Посмотрев на него, я увидела, что он стал еще более грустным. Меня это очень удивило.

– Я не хочу мешать. Я же знаю, что вы не позволяете людям находиться в вашей комнате, – ответила я.

Он вздохнул.

– Ты и не помешаешь, Белла. Черт, это же я ХОТЕЛ, чтобы ты оказалась здесь. Я, слышишь, я принес тебя сюда. Можешь оставаться здесь столько, сколько захочешь.

Его слова снова удивили меня.

– Хорошо, – ответила я. – Спасибо.

Кивнув, он встал.

– Я в душ. Вернусь через несколько минут. А ты, постарайся расслабиться. Хорошо?

Я кивнула. Повернувшись, он пошел в ванную и закрыл за собой дверь.

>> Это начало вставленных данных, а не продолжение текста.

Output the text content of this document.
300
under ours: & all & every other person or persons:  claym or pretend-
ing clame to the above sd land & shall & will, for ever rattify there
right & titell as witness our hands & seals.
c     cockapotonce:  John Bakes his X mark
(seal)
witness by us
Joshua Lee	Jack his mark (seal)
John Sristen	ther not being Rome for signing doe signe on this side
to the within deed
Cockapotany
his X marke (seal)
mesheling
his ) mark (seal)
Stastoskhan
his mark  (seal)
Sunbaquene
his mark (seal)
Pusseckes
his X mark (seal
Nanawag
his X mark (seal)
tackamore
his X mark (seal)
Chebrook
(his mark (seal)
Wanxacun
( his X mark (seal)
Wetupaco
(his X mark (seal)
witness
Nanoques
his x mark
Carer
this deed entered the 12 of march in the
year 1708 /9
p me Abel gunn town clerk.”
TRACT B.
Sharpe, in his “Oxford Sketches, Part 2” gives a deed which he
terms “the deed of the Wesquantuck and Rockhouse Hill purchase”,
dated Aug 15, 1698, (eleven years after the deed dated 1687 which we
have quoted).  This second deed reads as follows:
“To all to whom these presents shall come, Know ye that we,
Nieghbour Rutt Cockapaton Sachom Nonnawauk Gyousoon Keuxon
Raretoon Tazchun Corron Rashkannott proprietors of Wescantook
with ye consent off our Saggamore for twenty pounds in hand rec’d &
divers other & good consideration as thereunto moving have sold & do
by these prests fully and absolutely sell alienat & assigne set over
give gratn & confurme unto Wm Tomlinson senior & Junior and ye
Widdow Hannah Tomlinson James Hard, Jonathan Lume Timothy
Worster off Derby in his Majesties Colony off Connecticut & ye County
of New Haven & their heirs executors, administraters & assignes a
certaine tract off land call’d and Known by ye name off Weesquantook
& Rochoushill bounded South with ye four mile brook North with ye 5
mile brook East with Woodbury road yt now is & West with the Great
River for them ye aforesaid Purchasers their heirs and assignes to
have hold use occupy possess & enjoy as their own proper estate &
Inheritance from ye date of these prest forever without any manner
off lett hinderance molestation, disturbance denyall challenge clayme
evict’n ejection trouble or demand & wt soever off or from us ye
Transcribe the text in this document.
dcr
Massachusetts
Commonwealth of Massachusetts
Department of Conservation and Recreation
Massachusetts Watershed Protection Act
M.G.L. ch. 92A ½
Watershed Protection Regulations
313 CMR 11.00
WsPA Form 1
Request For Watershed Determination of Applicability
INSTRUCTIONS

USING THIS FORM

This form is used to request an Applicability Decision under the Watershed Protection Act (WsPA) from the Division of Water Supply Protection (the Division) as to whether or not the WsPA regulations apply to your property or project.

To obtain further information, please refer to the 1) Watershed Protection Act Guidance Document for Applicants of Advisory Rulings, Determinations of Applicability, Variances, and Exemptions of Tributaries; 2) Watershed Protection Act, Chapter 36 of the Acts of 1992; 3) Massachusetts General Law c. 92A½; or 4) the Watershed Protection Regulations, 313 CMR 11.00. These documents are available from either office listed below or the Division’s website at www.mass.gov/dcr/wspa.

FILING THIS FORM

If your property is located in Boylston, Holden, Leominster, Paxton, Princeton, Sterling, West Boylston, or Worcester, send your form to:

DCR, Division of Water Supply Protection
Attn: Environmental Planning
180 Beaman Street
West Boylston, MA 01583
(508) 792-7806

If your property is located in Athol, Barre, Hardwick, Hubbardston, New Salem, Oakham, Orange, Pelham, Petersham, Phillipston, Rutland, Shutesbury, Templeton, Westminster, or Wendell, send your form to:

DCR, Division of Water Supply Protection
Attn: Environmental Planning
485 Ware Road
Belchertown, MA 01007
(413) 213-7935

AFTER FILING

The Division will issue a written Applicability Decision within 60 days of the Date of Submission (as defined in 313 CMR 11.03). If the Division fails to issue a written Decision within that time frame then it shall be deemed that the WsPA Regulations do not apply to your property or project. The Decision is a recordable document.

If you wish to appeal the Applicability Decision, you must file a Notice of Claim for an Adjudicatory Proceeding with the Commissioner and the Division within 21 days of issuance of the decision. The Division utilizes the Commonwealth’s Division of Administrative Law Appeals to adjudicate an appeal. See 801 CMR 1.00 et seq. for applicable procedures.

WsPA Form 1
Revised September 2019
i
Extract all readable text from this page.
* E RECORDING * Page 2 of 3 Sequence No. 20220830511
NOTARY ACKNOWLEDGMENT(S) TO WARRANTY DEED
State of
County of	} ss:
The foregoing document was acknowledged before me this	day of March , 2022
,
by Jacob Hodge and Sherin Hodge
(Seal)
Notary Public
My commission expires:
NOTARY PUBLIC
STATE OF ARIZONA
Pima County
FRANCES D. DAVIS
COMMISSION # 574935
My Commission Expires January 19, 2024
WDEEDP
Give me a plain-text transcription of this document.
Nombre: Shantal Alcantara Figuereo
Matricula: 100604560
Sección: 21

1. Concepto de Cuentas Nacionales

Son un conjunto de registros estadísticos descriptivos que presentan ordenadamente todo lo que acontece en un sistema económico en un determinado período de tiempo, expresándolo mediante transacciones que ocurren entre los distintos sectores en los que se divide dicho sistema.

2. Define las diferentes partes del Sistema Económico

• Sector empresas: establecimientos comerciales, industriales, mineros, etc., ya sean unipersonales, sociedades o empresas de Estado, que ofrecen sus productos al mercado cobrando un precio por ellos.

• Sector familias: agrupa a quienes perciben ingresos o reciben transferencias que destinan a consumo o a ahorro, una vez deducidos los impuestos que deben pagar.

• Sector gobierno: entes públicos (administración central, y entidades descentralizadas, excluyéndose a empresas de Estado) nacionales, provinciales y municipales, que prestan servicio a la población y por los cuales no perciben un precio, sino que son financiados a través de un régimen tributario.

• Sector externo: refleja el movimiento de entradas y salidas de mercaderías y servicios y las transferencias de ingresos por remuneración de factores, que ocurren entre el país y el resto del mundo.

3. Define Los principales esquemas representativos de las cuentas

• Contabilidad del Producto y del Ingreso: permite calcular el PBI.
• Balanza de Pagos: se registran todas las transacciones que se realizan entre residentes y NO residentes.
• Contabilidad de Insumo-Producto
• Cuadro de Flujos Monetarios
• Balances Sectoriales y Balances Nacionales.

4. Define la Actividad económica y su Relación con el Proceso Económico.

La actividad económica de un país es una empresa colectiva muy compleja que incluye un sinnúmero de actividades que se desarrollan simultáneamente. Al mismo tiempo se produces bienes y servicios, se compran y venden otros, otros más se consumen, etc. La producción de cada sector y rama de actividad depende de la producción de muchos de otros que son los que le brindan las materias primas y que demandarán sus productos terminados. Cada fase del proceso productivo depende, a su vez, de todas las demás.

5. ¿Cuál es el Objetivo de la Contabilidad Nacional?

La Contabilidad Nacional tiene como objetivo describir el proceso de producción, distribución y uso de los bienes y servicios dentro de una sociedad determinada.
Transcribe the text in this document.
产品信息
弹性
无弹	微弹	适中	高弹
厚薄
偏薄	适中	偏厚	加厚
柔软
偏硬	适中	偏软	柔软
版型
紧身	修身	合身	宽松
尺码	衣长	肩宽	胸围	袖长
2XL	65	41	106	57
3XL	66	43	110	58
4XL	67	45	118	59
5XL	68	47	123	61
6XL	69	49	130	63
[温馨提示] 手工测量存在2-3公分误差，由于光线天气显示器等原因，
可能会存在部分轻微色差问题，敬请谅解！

Я лежала и слушала шум воды, доносящийся из ванной. Шум воды подействовал на меня успокаивающе. Я начала расслабляться. Я чувствовала себя такой легкой, почти счастливой… Это меня поражало. В данной ситуации я не должна была испытывать ничего, кроме боли. Ведь я была рабыней, которая провела всю ночь связанной. Я провела ночь, принимая наказание. Я должна все еще чувствовать боль, чувствовать страх…

Но мне было ХОРОШО…

Вздохнув, я закрыла глаза. Кровать Эдварда была удобнее, чем моя, и это говорило о многом. Положив голову на его подушку, я глубоко вдохнула и улыбнулась.

Подушка пахла Эдвардом…

Декларация независимости ИЛИ Чувства без названия. Глава 18.

Глава 18. Тайна печали

Эдвард Каллен

Если оценивать худшие дни моей жизни, то вчерашний день непременно бы вошел в пятерку. Причем, попал бы на второе место. Единственным днем, который был хуже вчерашнего, был день, когда умерла моя мать – Элизабет. Я уверен, что никогда в жизни не забуду того ужасного дня. Да, и не думаю, что может случиться что-то более страшное. Прошло уже девять лет, а мы все еще отмечали годовщину ее смерти. Я по-прежнему сильно страдал, только никто этого не знал. Никто не знал, что я оплакивал маму, никто не видел моих слез, и никто не знал, что я не мог спать из-за всего этого. Никто не знал о моих кошмарах. Они не знали, что я сидел возле фортепиано, смотрел на него и сожалел… Боже, как я сожалел, что она сейчас не здесь, не рядом и не может сыграть вместе со мной. Она превосходно разбиралась в этом. Мне было восемь, я хотел переиграть ее, я был горд за себя. Но она могла играть абсолютно все. Она как-то сказала мне: «Мерцай, мерцай, маленькая звезда»… Никто не знал, что я помнил об этом, потому что никто не подозревал, что у Эдварда Каллена есть чувства. Все считали меня черствым, холодным, грубым… Но все это не означало, что у меня не было чувств. Просто, я не показывал свои истинные чувства всем подряд. Я не мог позволить, чтобы все видели, каков я на самом деле…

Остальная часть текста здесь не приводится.